RFI issues in the Ford Explorer
and My 2002 Sport Trac
by Pat
Freeman N3GWZ
April 30,
2002
I’m a ham radio operator who enjoys using HF, VHF and UHF frequencies to communicate with other ham radio operators around the world while driving. Prior to purchasing my 2002 Explorer Sport Trac (ST), I logged many interesting conversations including US to Europe/Asia contacts using as low as 1 watt of power in Single Side Band mode! However, my ST was emitting a lot of Radio Frequency Interference preventing me from hearing most signals. In this Tech Tip, I hope to provide a unique way to fix Ford’s problem. This article should be beneficial to CB operators as well.
I first began noticing that my ham radio showed an S8 buzzing / whining noise in almost every mode, USB, LSB, AM, FM, etc. I talked with other hams that suggested building a “sniffer” in order to pinpoint where the noise is coming from. I connected a piece of coaxial cable to my ham radio with a small wire antenna at the other end and proceeded to walk around my ST while it was running, watching the S meter. At the fuel tank, the S meter showed the S8 level. Other trouble areas were under the hood and near the exhaust, but these were only S4 and lower levels. I found my culprit at the fuel tank.
Further investigation on the Internet resulted in learning
that Ford had issued a Technical Service Bulletin (TSB) which informed their
service departments that the fuel pump, located inside the fuel tank, was
causing problems on select Ford vehicles up to 1999. TSB #9117-5 referenced installing a Filter Kit, Ford Part # E7PZ9B357A, on the power leads of the fuel
pump. However, my dealer would not
install this kit because the TSB was old.
Another dealer ended up installing a different kit as per TSB #01-7-3,
part #F1PZ18B925A under warranty. My
ham radio had the same noises, however, so I had to come up with a fix of my
own. Other hams suggested purchasing
toroid cores and wrapping several turns of the power leads through the
core. An article on the Internet
referenced using type 2 toroid cores that contained a material capable of
suppressing frequencies in the 2MHz to 30MHz area. However, after testing this idea, these toroids weren’t enough to
stop the noise.
I finally decided
to fabricate my own RFI filter by purchasing 4 of Radio Shack’s Snap-on RF
Chokes, part #273-104. These chokes are square and made of a toroid material. They open in the middle to allow you to wrap
several turns of wire through them. I
also needed to pick up additional wire if I intended to wrap more than one turn
through the choke. I picked up the
red/black 18 gauge wire and some quick-disconnect butt connectors also. I wrapped the 18 gauge wire around a few
chokes and installed on the power leads on my ST. My power leads were pink and black and were easily accessible
when I lowered the spare tire out of the way.

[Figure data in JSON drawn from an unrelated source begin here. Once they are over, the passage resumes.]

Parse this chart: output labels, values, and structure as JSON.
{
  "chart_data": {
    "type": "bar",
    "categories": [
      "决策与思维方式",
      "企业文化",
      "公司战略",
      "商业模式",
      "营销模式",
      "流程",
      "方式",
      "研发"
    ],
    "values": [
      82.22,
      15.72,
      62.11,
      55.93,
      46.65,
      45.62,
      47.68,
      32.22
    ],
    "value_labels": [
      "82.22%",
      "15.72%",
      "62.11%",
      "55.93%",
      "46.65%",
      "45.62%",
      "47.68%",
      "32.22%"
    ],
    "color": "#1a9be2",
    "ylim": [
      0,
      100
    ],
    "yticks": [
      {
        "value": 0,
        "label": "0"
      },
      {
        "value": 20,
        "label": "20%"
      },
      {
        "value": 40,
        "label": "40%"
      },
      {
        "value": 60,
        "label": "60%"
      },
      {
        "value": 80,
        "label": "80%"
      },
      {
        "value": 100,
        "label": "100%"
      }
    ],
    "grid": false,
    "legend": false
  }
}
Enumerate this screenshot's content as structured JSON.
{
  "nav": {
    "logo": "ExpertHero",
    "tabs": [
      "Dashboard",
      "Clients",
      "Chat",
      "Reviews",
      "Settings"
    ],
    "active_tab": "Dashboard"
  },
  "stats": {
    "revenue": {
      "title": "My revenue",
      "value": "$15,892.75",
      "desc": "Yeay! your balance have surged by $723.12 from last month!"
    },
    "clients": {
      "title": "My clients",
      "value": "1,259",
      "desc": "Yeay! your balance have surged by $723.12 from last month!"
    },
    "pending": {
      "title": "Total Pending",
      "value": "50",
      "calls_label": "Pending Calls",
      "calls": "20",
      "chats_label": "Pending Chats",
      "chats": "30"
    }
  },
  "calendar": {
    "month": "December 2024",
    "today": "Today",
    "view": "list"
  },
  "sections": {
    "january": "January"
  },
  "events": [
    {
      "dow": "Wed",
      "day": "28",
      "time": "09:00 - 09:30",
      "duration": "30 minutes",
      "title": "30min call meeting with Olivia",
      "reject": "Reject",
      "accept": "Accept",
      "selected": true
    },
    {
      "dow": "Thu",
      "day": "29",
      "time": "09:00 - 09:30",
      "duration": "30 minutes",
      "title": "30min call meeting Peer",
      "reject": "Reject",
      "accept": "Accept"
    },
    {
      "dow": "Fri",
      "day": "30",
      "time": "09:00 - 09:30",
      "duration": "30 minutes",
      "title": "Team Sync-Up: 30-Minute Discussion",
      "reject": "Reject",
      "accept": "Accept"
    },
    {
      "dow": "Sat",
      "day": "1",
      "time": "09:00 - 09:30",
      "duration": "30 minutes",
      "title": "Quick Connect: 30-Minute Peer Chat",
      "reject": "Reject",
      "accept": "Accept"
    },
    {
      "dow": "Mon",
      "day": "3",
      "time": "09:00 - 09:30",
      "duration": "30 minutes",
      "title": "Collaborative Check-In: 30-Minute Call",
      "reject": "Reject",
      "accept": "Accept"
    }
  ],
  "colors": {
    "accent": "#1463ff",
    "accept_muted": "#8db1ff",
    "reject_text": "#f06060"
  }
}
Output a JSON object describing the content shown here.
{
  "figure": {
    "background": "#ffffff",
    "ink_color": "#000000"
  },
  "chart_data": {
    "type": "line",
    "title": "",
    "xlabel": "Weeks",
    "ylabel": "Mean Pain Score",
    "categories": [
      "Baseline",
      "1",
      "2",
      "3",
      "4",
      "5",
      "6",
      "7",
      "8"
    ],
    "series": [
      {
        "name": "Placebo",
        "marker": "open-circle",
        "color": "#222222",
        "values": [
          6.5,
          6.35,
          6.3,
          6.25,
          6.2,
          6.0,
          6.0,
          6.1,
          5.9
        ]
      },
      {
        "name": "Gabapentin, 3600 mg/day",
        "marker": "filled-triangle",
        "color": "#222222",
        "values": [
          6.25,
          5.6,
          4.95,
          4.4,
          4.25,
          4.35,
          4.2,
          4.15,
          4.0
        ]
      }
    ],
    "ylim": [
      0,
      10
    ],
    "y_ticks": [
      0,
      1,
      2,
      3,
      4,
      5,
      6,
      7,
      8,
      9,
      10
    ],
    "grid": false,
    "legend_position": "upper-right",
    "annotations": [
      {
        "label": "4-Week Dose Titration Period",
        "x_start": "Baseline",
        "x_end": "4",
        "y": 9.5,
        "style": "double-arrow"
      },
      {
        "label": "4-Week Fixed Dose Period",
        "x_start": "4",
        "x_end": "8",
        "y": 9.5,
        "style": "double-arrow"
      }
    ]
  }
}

Check a wiring diagram or probe the wires on your Explorer with a volt
meter to see which leads are correct.
As shown in the pictures below, I cut the power leads and installed the
butt connectors inline. This allowed me
to install the homebrew RFI filter and test it. This kit worked, cutting down 80-90% of the noise! The Ford RFI filter did nothing and I do not recommend installing it. Two others have installed this kit - one on a new Explorer and another on a Ford Crown Victoria. The Explorer (2004 body style) required installation of this kit on different wires (white/black) behind the plastic interior body panel on the right rear of the vehicle.
Looking at the fuel tank.
The fuel pump power
leads. 
I started with two chokes and ultimately had to wire four chokes together in order to suppress the RFI being generated by the fuel pump on the power leads. I also included three T-50-2 toroids (little red “beads”) but you should be able to get satisfactory results from the chokes. I wrapped the 18 gauge wire through the chokes 7 times to create a large amount of inductance and “trap” the RFI between this filter and the fuel pump.
Filter assembly.
I installed the choke assembly inline using the butt connectors I crimped to the power leads and tested the results.
Filter assembly,
installed. 
I was happy with the results so I sealed the butt connectors with 3M Splicing Tape. You may want to inject some dielectric grease, available at most auto stores, into the butt connectors to prevent corrosion. I then wrapped the wires in electrical tape and zip-tied the assembly to an existing hose.
Filter assembly, completed.
I hope that this Tech Tip helps you resolve the RFI issues you might be having in your Explorer!